Everyday her secretary would stop by and pick up a couple of New York Times. I guess so they didn't fight over the various sections. As you probably know I love old movies. I was shocked when she died. This has been a devestating year for some of my favorite stars -
Gregory Peck,   Peck played one of the most credible actors I've ever seen. How about when he plays Nazi Dr. Josef Mengele in "The Boys from Brazil". I loved him as Aticus Finch in "To Kill a Mockingbird and in the Hitchcock thrillers "The Paradine Case" and "Spellbound". I was jealous of him in "Roman Holiday" when he got to spend time in Rome with Audrey Hepburn. His father was a pharmacist too. Then more of my favorites died this year, Buddy Ebsen, Buddy Hackett and now
Bob Hope.
I just loved him costariing with the like of Bing in the "Road To" shows and with Lucille Ball in "Son of Paleface". Others who have played an important roll are
Joseph Coors - brewer of my favorite beer (although it was not available on the East Coast until the mid 80's); Fred Rogers, someone we all grew up with; Hume Cronyn who I particualarly loved in a WWII movie in which
Spencer Tracy   escapes from 1936 concentration camp and he is helped by Hume (who died in nearby Fairfield, CT); and other famous people dying and making me feel old. I am a big Spencer Tracy fan (that comes hand in hand with Katherine Hepburn). He died shortly after "Guess Whose Coming to Dinner" in 1967 when I was four years old. A great movie that makes on really think. Heck, if my daughter brought home an elegant man like Sidney Poitier I wouldn't hesitate to marry her off whether he was red, white or blue." I love every Spencer Tracy movie I have seen - no he did not die this year but I have to emote my admiration of this man while I was on the subject of desceased actors.

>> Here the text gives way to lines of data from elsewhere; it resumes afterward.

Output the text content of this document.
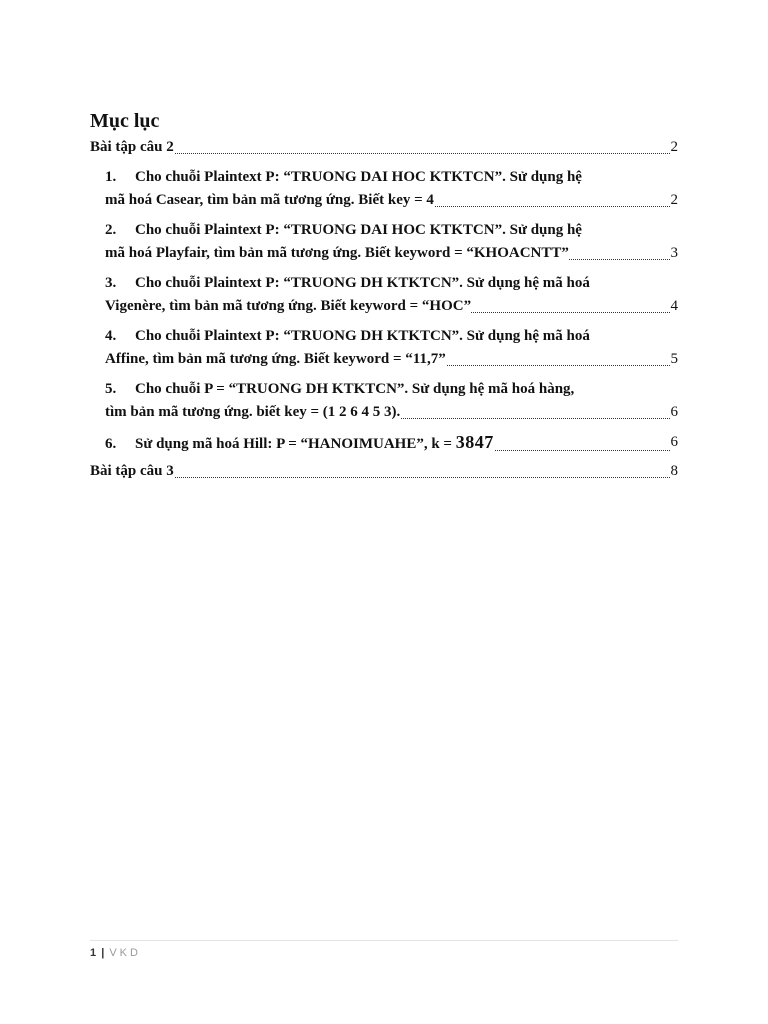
Mục lục
Bài tập câu 2	2
1. Cho chuỗi Plaintext P: “TRUONG DAI HOC KTKTCN”. Sử dụng hệ
mã hoá Casear, tìm bản mã tương ứng. Biết key = 4	2
2. Cho chuỗi Plaintext P: “TRUONG DAI HOC KTKTCN”. Sử dụng hệ
mã hoá Playfair, tìm bản mã tương ứng. Biết keyword = “KHOACNTT”	3
3. Cho chuỗi Plaintext P: “TRUONG DH KTKTCN”. Sử dụng hệ mã hoá
Vigenère, tìm bản mã tương ứng. Biết keyword = “HOC”	4
4. Cho chuỗi Plaintext P: “TRUONG DH KTKTCN”. Sử dụng hệ mã hoá
Affine, tìm bản mã tương ứng. Biết keyword = “11,7”	5
5. Cho chuỗi P = “TRUONG DH KTKTCN”. Sử dụng hệ mã hoá hàng,
tìm bản mã tương ứng. biết key = (1 2 6 4 5 3).	6
6. Sử dụng mã hoá Hill: P = “HANOIMUAHE”, k = 3847	6
Bài tập câu 3	8
1 | VKD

Another way to make you feel old is to work on your family's genealogy and see the generations grow and grow. My second cousins who were babies when I was young are all at the marrying stage. It can also make you feel young, I was lucky to find several people who had already done the genealogy on relatives of my mother and so far the records go back to 16th century England - wow


Well, I fell good but old today - hope this finds you all well and feeling young!